しばらく歩くと目的の陵墓の方向に伸びる枝道が現れ,そこから2人が男性が歩いてきた。人目も無いし,腕っ節が強そうだったので身構えたが,目が合った上話しかけられてしまったので,思い切って道を訊いてしまう。手製の地図のLăng Từ Cungという文字を指して「ラン・トゥ・クン」とそれっぽく言って道の先を指さしたが,この枝道じゃないらしい。曰く,もう少しまっすぐ進んでから枝道に入るのだという。うーん,なんだか怪しいけどあまり一緒に居ると危険を感じるので「ありがとう」と言って足早に立ち去った。「どこから来たんだ?」と言われたので「日本だ」と答えてしまったが,あまり良くなかったかもしれない。
まもなく坂道となり登り切ったところで,人家がいくつか建っていた。しばらく歩かないと枝道に辿り着かない。やっぱりさっきの枝道だよなぁ…。またあの男たちと絡むのは嫌だが,無駄に歩くのも嫌だ。もう居ないと思って戻ったが,一人はまだそこに居た。「見つかったのか?」と訊かれたので,「いや…こっちの道じゃないの?」とまた訊いたのだが,男は「この坂道の上から枝道に行くんだ」との一点張り。それを抗ってまで最初ににらんだ枝道を行くことはできない。男に見つめられながら再度坂道を登っていく。

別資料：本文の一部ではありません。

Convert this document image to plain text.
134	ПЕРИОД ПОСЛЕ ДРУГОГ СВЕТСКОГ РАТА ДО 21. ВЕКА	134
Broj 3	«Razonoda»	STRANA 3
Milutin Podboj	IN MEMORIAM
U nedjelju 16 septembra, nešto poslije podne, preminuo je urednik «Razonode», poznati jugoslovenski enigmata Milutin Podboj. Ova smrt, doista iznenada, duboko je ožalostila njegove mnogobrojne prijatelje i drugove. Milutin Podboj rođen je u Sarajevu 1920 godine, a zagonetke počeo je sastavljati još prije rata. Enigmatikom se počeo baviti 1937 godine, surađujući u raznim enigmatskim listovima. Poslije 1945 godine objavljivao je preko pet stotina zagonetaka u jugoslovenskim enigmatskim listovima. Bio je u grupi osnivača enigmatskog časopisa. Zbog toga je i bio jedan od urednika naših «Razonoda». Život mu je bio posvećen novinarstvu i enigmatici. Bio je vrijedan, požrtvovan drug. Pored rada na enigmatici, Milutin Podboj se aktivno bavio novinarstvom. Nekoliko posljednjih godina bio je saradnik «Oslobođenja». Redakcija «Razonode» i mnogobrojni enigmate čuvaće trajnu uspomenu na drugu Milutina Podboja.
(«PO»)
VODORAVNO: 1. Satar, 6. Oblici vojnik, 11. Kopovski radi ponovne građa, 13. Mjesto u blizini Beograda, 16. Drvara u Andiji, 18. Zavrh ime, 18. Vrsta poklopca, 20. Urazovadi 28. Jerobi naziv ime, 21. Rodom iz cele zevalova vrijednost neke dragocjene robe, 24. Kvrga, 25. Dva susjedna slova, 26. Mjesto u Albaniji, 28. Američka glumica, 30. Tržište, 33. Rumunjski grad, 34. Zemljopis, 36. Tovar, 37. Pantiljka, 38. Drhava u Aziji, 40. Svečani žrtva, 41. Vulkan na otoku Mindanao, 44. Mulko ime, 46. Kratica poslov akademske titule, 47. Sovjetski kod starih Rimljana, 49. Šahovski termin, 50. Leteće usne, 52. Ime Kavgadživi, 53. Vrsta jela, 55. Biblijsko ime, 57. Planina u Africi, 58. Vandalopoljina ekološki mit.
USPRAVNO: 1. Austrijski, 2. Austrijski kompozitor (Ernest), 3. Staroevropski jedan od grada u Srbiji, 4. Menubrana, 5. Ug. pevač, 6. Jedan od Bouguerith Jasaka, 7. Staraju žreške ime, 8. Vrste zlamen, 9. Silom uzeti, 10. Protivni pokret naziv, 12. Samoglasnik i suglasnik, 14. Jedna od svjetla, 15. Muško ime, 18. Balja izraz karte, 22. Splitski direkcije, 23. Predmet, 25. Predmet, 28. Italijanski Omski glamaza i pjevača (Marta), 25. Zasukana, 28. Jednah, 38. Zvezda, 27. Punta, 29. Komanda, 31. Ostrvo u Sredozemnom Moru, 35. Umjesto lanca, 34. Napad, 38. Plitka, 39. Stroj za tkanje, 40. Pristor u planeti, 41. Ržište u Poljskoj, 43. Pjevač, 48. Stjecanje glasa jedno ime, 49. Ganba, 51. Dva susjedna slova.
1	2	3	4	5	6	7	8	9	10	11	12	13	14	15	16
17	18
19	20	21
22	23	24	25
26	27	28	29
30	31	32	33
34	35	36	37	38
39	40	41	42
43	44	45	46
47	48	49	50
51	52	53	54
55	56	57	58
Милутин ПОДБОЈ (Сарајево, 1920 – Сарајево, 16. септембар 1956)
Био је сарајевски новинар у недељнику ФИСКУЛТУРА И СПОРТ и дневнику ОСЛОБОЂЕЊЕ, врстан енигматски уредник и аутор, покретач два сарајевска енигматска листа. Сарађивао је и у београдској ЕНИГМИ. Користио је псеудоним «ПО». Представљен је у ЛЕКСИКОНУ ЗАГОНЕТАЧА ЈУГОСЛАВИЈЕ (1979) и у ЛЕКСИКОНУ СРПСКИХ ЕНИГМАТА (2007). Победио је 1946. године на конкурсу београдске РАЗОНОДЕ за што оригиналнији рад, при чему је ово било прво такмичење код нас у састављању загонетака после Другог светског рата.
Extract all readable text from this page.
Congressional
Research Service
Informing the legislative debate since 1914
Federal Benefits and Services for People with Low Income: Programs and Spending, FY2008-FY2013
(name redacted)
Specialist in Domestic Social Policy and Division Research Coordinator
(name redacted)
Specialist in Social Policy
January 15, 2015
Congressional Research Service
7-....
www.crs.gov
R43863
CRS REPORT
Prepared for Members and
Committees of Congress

再び人家が建つところへやってきた。先ほどから掃き掃除をしている人の良さそうなおじさんがいたので,訊いてみる。さっきの男と同じことを教えてくれたら今度こそ信じようと思った。果たしておじさんも同じ道を教えてくれた。
腹を括って男とおじさんが教えてくれた道を進む。突き進むと道も無くなってしまいそうになり,「やっぱりガセだったのか?」と疑ったそのとき…。
10:40。崖の上に墓らしきものが!
ちょっと無茶をして登ってみると,そこには段差の設けられた墓の複合体があった。うーん,規模としてバオダイの母親の陵墓とは全く考えられないし,衛星写真で確認できたものとは全く姿形が違う。

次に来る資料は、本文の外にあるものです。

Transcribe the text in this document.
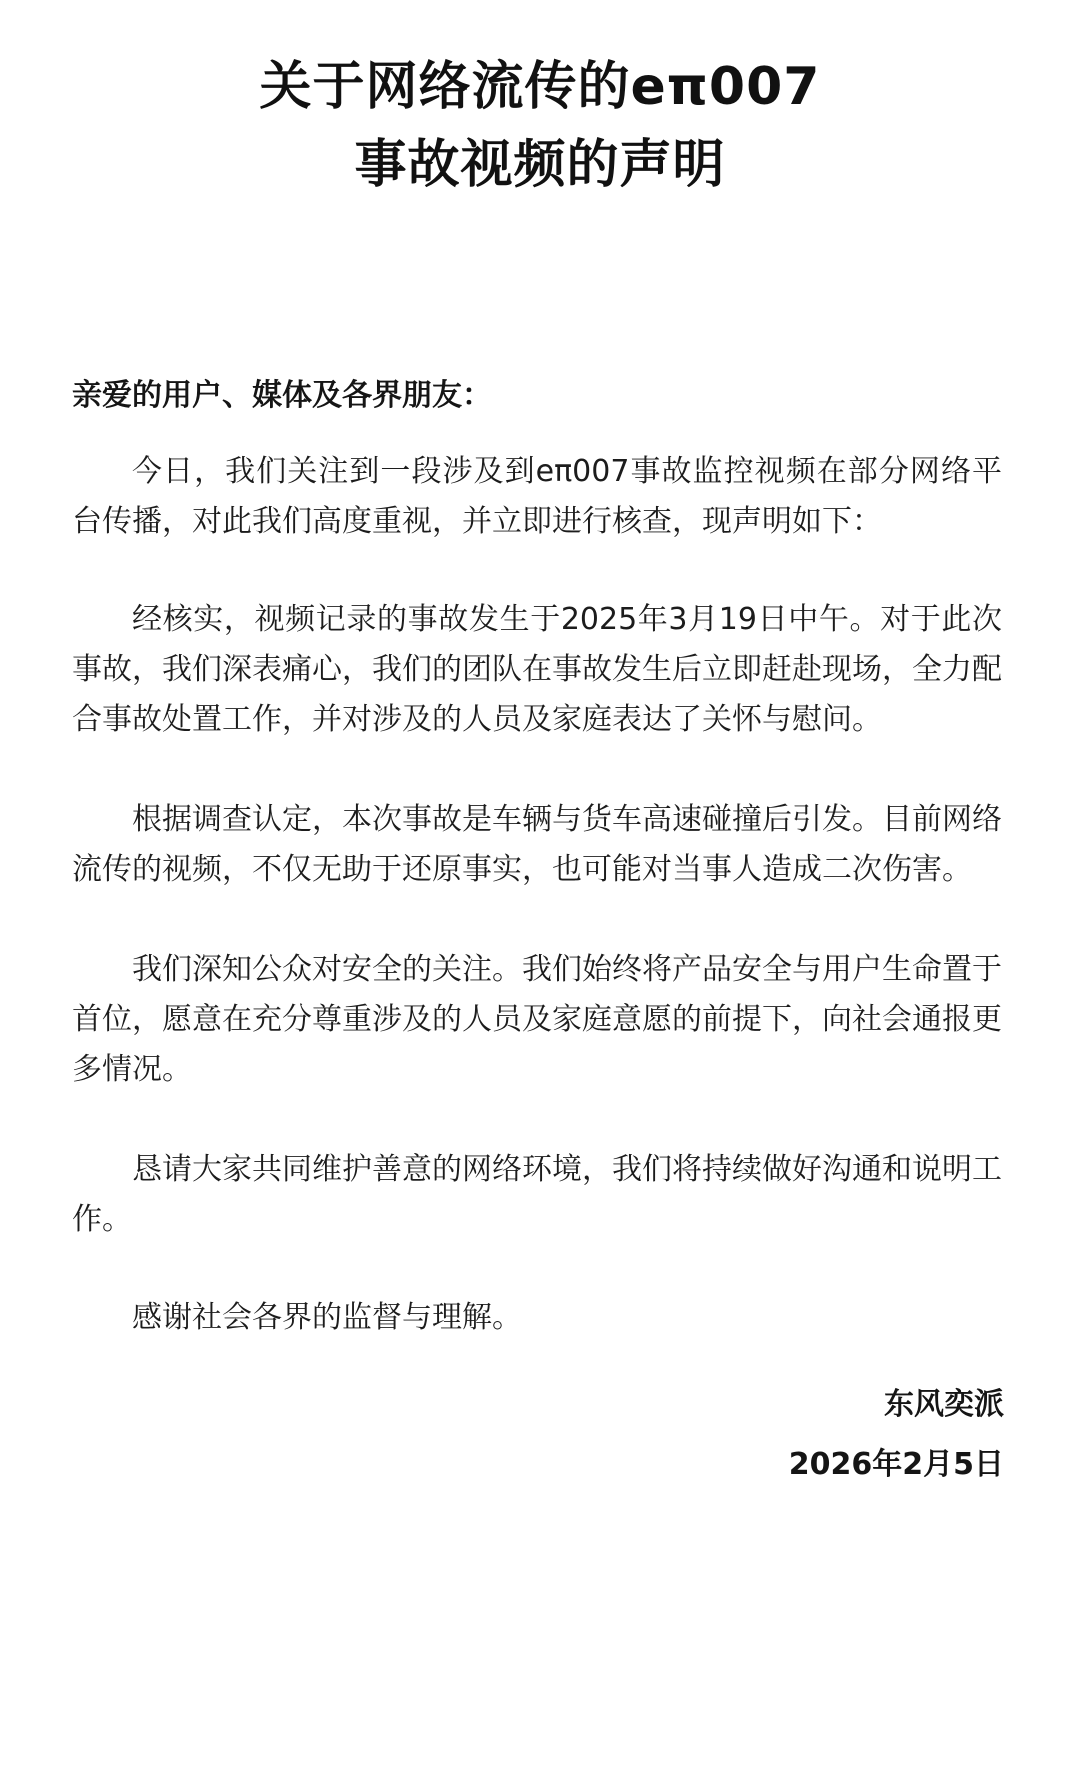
关于网络流传的eπ007
事故视频的声明
亲爱的用户、媒体及各界朋友：

今日，我们关注到一段涉及到eπ007事故监控视频在部分网络平台传播，对此我们高度重视，并立即进行核查，现声明如下：

经核实，视频记录的事故发生于2025年3月19日中午。对于此次事故，我们深表痛心，我们的团队在事故发生后立即赶赴现场，全力配合事故处置工作，并对涉及的人员及家庭表达了关怀与慰问。

根据调查认定，本次事故是车辆与货车高速碰撞后引发。目前网络流传的视频，不仅无助于还原事实，也可能对当事人造成二次伤害。

我们深知公众对安全的关注。我们始终将产品安全与用户生命置于首位，愿意在充分尊重涉及的人员及家庭意愿的前提下，向社会通报更多情况。

恳请大家共同维护善意的网络环境，我们将持续做好沟通和说明工作。

感谢社会各界的监督与理解。

东风奕派
2026年2月5日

これなどは,墓標にpham ngoc muiとあり,日付は12.11.1999。絶対にバオダイの母親じゃない。
この墓の複合体のうち,最も高いところには門が設置してあった。これは皇族の陵墓かもしれない。
門の左右には獅子のような装飾が。それに墓標を保護する庇がある。割った陶磁器によるモザイクがあしらわれ「天地」などといった漢字を確認できる。
墓標には「啓定三年六月吉日 玉山公主諡荘雅之寝」とある。皇族で間違いない。同慶帝の娘だ。
背後には宝城と屏風が。
玉山公主の寝の門の裏側にも陶磁器によるモザイクがあしらわれている。
これは玉山公主の寝の向かって左側に隣接して建っているもの。屏風を備えてはいるが,墓標を確認するとNgi Huu Tienとの名で1885-1958とある。ひょっとすると玉山公主の夫なのかもしれない。玉山公主は阮朝の皇族であるが,夫ならば皇族ではなく玉山公主と比べると格が低いため,門が無かったり,囲いが一段低かったり,墓標に庇が無かったりと差があるのかもしれない。

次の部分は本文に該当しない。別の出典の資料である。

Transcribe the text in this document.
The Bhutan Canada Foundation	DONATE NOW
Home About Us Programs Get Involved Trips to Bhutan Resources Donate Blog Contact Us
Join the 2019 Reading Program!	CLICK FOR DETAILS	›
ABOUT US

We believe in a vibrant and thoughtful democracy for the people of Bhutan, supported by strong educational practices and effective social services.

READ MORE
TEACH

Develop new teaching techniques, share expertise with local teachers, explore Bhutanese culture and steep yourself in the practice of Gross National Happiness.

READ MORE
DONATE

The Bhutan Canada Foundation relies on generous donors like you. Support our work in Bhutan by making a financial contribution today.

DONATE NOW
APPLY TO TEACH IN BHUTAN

ともかく,バオダイの母の陵墓ではなかった。3人ともこの陵墓だと言っていたのだが…。おそらく陵墓の名など区別せずに「陵墓ならあっち」という感覚なのかもしれない。ともあれ,認識していなかった陵墓が偶然見つかったのは,単純に嬉しい。
ユンさんと合流すると,「バオダイの母の墓を見てきたのか? 写真を見せてくれ」と興奮していた。バオダイともなると特に関心が高いようだ。「違った」と言うのも面倒なので,とりあえず「現地の人に聞いたらここだって」と写真を見せた。ユンさんは腑に落ちない様子だった。